Both Pope Francis and the Secretary of State, Cardinal Parolin, are well informed of the country's problems. They have always been willing to mediate, and we thank them for that. But experiences teach. The failed dialogue from October to December has taught that governments like this should have something more than goodwill,” he said categorically.
He also explained that the Vatican "has reminded the government that to return to the table, they must meet what was agreed in October of last year, and recorded by Cardinal Parolin in the letter addressed to President Maduro on December 1, 2016.” This agreement states that the government must commit to “setting an electoral calendar, the release of political prisoners, the opening of a humanitarian channel to let food and medicines enter the country, and return power to the National Assembly.”
In the bishop’s view, the real solution involves a "total change of government through general elections," perhaps beginning with a "possible transitional national government." However, he noted that "we can not forget justice" because "there has been a lot of corruption and violence" and "those responsible for this can not be left uninvestigated.”
Regardless of how the political situation in Venezuela ends, however, Catholics must live and react to the crisis facing the country. "A Catholic in the circumstances in which we live must be a permanent promoter of the common good, solidarity, and justice," the bishop advised. "It is not a time of adornment, but of going to the essential, to what gives meaning to life."
"We know that nothing will be easy when working for the good of the community, but Christians have a fundamental belief that the power of the Holy Spirit not only animates us, but enlightens us in walking the narrow way.

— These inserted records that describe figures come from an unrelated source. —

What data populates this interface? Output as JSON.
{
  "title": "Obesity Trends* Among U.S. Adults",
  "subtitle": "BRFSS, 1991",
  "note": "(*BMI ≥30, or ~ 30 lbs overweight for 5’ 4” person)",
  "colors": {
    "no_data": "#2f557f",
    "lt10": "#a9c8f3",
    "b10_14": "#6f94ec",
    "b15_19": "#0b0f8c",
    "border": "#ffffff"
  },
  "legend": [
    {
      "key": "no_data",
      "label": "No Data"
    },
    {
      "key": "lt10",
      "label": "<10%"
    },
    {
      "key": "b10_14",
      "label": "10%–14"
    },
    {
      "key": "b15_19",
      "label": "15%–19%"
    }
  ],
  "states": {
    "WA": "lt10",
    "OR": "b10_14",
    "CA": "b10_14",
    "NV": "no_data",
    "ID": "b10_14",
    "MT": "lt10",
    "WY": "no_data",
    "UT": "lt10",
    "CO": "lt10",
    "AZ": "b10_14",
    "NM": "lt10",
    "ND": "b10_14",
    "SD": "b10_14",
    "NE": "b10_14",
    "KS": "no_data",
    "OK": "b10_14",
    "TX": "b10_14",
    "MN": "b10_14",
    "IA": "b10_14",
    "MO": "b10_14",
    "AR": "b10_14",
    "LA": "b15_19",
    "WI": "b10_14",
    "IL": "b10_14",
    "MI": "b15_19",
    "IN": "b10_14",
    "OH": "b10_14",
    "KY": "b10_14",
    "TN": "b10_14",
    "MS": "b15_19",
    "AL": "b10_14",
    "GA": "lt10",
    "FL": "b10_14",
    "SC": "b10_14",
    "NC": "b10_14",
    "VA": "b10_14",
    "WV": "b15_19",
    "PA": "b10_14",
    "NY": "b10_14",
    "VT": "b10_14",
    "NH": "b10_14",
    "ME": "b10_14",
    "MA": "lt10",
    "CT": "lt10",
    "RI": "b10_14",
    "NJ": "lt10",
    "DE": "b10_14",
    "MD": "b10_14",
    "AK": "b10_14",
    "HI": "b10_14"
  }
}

It offers us challenges, but it gives us its strength, " Bishop Azuaje said. "I want to go to the extreme of saying that a Catholic can not bend to exclusionary policies, much less the voracious corruption that exists in the country, nor raise his hand to strike the dignity of anyone,” he added.
"A committed Catholic should demand justice and work for the people with the sole interest of developing processes that lead to greater human development," the bishop urged.
Alvaro de Juana contributed to this report.